Hurricane Ian will be a catastrophic event for portions of Florida’s Gulf coast. This is a category 4 hurricane with an eyewall diameter of about 30 miles. The Gulf coast from Sarasota to Naples is at greatest risk as Ian makes landfall on Wednesday. Everyone, there should be sheltering in a safe place and should stay there until local authorities say it’s safe to venture out.
There’s a hurricane warning and a storm surge warning for much of the Gulf coast, including southwest Florida. There’s a tropical storm warning for all of Florida’s Atlantic coast — including Miami-Dade, Broward, and Palm Beach — and the Florida Keys.
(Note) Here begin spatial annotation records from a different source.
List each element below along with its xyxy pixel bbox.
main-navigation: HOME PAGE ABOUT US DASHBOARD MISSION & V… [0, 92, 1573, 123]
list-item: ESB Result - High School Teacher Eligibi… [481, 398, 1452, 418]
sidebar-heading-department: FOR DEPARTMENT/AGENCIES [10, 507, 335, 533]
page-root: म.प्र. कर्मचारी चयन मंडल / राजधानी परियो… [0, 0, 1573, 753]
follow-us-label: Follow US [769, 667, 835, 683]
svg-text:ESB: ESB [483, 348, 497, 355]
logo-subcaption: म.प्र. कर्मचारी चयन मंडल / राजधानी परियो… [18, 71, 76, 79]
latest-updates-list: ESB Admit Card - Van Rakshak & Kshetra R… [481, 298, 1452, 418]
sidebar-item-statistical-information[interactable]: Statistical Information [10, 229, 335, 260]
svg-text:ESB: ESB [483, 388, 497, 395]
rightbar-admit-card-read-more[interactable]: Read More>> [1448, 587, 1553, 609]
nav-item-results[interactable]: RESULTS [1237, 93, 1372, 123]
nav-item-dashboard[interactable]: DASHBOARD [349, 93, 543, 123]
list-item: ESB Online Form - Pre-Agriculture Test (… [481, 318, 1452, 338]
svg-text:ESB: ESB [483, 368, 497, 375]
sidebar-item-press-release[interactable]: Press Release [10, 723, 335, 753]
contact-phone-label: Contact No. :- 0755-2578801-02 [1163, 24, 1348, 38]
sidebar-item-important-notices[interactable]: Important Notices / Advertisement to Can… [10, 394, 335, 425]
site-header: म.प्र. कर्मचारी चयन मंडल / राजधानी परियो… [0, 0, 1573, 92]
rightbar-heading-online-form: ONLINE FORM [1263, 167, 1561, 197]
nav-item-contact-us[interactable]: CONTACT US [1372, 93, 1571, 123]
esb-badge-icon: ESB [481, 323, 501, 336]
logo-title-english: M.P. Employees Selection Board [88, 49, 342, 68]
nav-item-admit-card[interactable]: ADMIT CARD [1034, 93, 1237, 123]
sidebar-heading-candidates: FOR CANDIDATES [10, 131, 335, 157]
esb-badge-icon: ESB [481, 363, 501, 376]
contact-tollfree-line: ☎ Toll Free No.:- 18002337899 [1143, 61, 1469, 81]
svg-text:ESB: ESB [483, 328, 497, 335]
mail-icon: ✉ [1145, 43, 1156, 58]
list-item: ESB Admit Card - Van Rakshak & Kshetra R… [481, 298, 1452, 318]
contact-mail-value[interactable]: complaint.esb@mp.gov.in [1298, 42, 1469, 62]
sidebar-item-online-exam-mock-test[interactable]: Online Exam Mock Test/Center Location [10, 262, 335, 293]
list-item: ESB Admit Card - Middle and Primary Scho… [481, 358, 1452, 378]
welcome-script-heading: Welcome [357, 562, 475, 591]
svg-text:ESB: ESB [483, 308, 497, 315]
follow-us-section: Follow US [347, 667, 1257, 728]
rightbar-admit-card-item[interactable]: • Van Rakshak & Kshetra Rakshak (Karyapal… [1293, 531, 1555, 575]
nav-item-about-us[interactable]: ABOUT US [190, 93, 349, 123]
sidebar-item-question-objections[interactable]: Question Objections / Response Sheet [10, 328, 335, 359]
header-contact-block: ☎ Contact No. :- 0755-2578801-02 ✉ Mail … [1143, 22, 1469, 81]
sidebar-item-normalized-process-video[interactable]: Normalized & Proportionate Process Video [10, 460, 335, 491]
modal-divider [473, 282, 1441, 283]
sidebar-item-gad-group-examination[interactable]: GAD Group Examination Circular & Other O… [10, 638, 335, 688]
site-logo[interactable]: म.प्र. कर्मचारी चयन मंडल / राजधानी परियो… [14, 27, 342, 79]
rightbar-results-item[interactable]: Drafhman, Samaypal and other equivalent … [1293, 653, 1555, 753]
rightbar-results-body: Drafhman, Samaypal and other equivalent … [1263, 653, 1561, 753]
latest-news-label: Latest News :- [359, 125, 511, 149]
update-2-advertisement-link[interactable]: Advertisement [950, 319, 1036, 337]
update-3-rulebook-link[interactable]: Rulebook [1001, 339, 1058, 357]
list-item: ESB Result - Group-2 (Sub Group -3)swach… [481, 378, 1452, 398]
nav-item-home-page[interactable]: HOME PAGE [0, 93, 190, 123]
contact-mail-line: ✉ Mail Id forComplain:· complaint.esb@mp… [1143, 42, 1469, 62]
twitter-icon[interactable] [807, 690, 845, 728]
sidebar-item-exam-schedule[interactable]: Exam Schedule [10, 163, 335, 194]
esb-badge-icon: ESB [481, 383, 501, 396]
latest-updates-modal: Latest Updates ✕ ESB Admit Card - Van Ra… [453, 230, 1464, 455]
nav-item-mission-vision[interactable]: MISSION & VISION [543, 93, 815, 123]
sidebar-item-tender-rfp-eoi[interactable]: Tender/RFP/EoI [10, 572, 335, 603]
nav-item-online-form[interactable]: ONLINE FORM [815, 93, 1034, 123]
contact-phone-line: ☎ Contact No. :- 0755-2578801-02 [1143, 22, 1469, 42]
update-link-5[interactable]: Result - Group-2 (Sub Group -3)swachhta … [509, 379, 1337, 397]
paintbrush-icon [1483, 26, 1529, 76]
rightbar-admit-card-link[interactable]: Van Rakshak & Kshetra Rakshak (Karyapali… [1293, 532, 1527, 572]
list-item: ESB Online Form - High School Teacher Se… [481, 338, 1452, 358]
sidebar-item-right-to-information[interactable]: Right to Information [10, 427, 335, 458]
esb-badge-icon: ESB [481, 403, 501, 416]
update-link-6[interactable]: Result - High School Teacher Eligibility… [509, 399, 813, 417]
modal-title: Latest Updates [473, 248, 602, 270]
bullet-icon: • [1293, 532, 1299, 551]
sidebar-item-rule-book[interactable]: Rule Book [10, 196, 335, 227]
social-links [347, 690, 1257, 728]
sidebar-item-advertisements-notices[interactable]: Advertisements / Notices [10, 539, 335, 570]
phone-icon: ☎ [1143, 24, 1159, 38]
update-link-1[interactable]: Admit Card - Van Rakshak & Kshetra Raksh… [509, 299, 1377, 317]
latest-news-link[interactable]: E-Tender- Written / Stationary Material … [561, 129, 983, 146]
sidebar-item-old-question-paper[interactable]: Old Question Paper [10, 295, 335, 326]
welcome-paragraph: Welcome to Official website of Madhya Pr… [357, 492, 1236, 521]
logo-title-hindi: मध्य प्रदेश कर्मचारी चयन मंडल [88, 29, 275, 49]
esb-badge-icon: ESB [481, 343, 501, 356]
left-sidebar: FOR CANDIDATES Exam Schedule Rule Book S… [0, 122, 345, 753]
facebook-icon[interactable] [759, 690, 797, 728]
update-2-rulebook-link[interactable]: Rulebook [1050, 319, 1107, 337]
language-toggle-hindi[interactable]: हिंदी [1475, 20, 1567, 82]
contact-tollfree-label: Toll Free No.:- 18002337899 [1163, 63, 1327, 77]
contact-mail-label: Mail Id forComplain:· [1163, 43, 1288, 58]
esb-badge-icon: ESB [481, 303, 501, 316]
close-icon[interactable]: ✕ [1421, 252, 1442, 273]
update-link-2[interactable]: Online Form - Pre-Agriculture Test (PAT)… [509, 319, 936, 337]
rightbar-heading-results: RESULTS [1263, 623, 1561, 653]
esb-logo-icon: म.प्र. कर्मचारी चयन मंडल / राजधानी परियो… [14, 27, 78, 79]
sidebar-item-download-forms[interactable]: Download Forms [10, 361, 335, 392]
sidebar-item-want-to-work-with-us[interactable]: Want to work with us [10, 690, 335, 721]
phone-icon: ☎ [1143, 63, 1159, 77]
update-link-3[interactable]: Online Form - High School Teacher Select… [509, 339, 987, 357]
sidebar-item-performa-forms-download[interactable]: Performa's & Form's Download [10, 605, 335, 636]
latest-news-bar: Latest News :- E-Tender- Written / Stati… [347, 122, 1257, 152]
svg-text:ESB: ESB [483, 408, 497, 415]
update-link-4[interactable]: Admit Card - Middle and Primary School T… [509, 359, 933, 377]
Wednesday will see the worst weather from Ian here in South Florida. The Naples area can expect hurricane conditions, including damaging winds, flooding rain, and life-threatening storm surge. The east coast metro area can expect periods of tropical storm force winds, especially as Ian’s rainbands move through. Flooding rain is expected in the east coast metro area. Isolated tornadoes are possible around South Florida. Needless to say, there’s a high risk of dangerous rip currents at all South Florida beaches. Highs on Wednesday will be in the mid-80s.
Thursday will be windy and stormy along the Gulf coast, while the east coast metro area will be windy with a mix of sun, clouds, and showers. Expect flood conditions to linger through Thursday. Thursday’s highs will be in the mid-80s.
Friday will be breezy with sun, clouds, and periods of storms. Friday’s highs will be in the upper 80s in the east coast metro area and the mid-80s along the Gulf coast.
Saturday will feature a return to more typical weather: a mix of sun, showers, and storms. Saturday’s highs will be in the upper 80s.
Sunday’s forecast calls for good sun with some passing showers and storms in spots. Highs on Sunday will be near 90 degrees in the east coast metro area and in the upper 80s along the Gulf coast.
Hurricane Ian was about 105 miles south-southwest of Punta Gorda at 5 am. Ian’s position at 5 am was near 25.6 North, 82.9 West. Maximum sustained winds were 140 miles per hour, making this a category 4 hurricane. Ian was moving north-northeast at 10 miles per hour. Bottom line: Ian is as strong a hurricane as 2004’s Hurricane Charley when it hit the same portion of the coast. But Ian is a much wider hurricane with a larger eyewall, so more of the area will see devastating damage from Ian than was the case with Charley.
Elsewhere, the low in the central Atlantic has a high chance of developing into a depression today, but it won’t last long — and it does not pose a threat to land.